Figure 4. Engrafted ECFC express FVIII:c and CD34

(A) Representative image of DsRed expression by the engrafted ECFC. (B) Immunostaining with human-specific antibody against FVIII:c. (C) Merged image of DsRed+ cells showing expression of FVIII:c in some of the cells. (D) Representative image of DsRed expression by the engrafted ECFC. (E) Immunostaining with human-specific antibody against human CD34. (F) Merged image of DsRed+ cells showing co-localization with CD34. Images were taken with an Olympus Fluoview 1000 Confocal system as described in the materials and methods section.

Figure 5. ECFC express smooth muscle actin (SMA) and vimentin

(A) Donor-derived ECFC express SMA. (B) Donor-derived ECFC express vimentin. (C) Merged image of cells expressing SMA and vimentin. (D) Merged image of DsRed+ cells expressing both SAM and vimentin. (E) Detail from image D showing co-localization of DsRed+ cells expressing both SMA and vimentin. (F) Z-stack analysis of a 1μM thick stack of images confirms expression of both SAM and vimentin by a single donor-derived cell. Images were taken with an Olympus Fluoview 1000 Confocal system as described in the materials and methods section.
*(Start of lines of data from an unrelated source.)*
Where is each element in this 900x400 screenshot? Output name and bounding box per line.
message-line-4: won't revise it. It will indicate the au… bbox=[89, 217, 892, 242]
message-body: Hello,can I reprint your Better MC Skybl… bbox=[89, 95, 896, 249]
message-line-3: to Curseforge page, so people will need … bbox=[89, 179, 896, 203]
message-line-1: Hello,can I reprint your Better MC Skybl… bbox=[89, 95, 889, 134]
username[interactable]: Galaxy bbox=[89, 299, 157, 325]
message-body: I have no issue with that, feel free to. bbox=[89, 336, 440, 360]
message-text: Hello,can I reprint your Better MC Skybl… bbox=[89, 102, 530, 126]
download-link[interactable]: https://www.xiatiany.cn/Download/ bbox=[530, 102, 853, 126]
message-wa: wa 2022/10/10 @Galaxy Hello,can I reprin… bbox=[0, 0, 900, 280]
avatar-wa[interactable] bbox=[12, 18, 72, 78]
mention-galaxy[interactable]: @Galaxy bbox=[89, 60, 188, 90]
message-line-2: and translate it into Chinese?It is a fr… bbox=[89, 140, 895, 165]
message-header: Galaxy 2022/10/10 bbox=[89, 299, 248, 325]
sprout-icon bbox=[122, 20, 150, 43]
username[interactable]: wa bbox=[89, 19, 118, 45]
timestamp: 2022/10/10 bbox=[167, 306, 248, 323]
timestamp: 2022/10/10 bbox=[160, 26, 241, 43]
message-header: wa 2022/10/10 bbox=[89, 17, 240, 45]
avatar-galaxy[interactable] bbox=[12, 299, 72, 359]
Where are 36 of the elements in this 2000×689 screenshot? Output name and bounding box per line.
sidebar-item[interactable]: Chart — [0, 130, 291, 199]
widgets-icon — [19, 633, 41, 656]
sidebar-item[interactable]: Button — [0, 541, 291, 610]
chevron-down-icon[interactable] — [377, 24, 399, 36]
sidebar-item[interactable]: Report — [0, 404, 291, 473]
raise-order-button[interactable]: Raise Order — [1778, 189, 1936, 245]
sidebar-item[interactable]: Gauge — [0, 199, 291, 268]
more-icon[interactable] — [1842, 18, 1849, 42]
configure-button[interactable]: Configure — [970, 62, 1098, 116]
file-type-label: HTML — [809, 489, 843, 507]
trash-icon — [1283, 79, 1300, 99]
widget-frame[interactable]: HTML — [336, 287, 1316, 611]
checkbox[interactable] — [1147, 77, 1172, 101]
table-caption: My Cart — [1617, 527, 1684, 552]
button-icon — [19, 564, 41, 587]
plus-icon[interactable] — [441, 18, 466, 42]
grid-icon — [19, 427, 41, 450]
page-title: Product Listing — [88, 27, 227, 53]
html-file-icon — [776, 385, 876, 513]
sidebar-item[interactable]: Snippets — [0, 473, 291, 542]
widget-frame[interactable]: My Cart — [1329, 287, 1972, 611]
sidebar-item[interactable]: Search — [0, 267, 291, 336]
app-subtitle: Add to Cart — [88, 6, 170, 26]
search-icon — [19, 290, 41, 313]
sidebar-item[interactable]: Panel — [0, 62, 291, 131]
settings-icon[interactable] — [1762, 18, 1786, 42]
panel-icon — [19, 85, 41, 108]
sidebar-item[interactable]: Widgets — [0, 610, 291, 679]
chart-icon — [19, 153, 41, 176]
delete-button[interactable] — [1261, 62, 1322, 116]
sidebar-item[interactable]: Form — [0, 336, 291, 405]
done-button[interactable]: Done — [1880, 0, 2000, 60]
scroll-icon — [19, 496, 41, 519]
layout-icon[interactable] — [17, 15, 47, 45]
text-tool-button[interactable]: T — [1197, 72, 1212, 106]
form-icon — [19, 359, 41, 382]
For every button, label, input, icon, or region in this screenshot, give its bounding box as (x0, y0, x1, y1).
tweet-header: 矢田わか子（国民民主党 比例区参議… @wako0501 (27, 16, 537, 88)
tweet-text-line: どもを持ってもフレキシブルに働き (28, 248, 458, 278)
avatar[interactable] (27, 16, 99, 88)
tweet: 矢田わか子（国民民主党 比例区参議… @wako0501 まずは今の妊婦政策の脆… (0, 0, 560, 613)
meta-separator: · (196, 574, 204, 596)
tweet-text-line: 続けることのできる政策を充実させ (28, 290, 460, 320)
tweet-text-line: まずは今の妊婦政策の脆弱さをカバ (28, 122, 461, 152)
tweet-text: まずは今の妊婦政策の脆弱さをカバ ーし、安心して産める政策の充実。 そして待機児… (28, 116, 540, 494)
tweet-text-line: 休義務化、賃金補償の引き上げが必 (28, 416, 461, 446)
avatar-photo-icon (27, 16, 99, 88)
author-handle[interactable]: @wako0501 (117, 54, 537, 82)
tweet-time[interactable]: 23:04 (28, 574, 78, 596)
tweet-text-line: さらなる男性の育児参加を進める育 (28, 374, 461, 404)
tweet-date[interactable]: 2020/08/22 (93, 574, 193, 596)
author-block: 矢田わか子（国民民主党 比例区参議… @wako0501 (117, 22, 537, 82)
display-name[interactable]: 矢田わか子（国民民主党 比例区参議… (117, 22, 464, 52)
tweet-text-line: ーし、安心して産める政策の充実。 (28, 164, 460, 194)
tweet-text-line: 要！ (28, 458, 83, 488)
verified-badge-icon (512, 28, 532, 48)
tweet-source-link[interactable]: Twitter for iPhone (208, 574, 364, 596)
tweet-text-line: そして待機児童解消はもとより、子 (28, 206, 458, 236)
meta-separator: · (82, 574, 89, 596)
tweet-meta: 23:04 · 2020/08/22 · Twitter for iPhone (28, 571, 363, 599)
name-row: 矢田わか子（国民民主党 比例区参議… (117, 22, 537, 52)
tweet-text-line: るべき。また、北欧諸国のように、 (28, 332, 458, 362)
Figure 6. Donor-derived DsRed+ cells expressed CD117 and localized to interstitial areas where the endogenous CD117+ population could be found

(A) Engrafted DsRed+ cells. (B) Cells in the intestine expressing the interstitial cell marker CD117+. (C) Merged image of DsRed+ cells expressing CD117. (D) Z-stack analysis of a DsRed+ cell. (E) Z-stack analysis of a chromogranin A+ cell. (F) Z-stack analysis merged image of a DsRed+ that is expressing chromogranin A+. Images were taken with an Olympus Fluoview 1000 Confocal system as described in the materials and methods section.

Figure 7. Transplanted cells did not contribute to the intestinal epithelial cell layer and continue to express CD133

(A) Representative image of engrafted DsRed+ cells in the intestinal villi. (B) Cytokeratin 20 staining of the intestinal villi. (C) Merged image of DsRed+ cells in the tissue section stained with an antibody against Cytokeratin 20. (D) Representative image of engrafted DsRed+ cells in the CPT. (E) Cells in the intestine expressing the interstitial cell marker CD133. (F) Merged image of DsRed+ cells expressing CD133.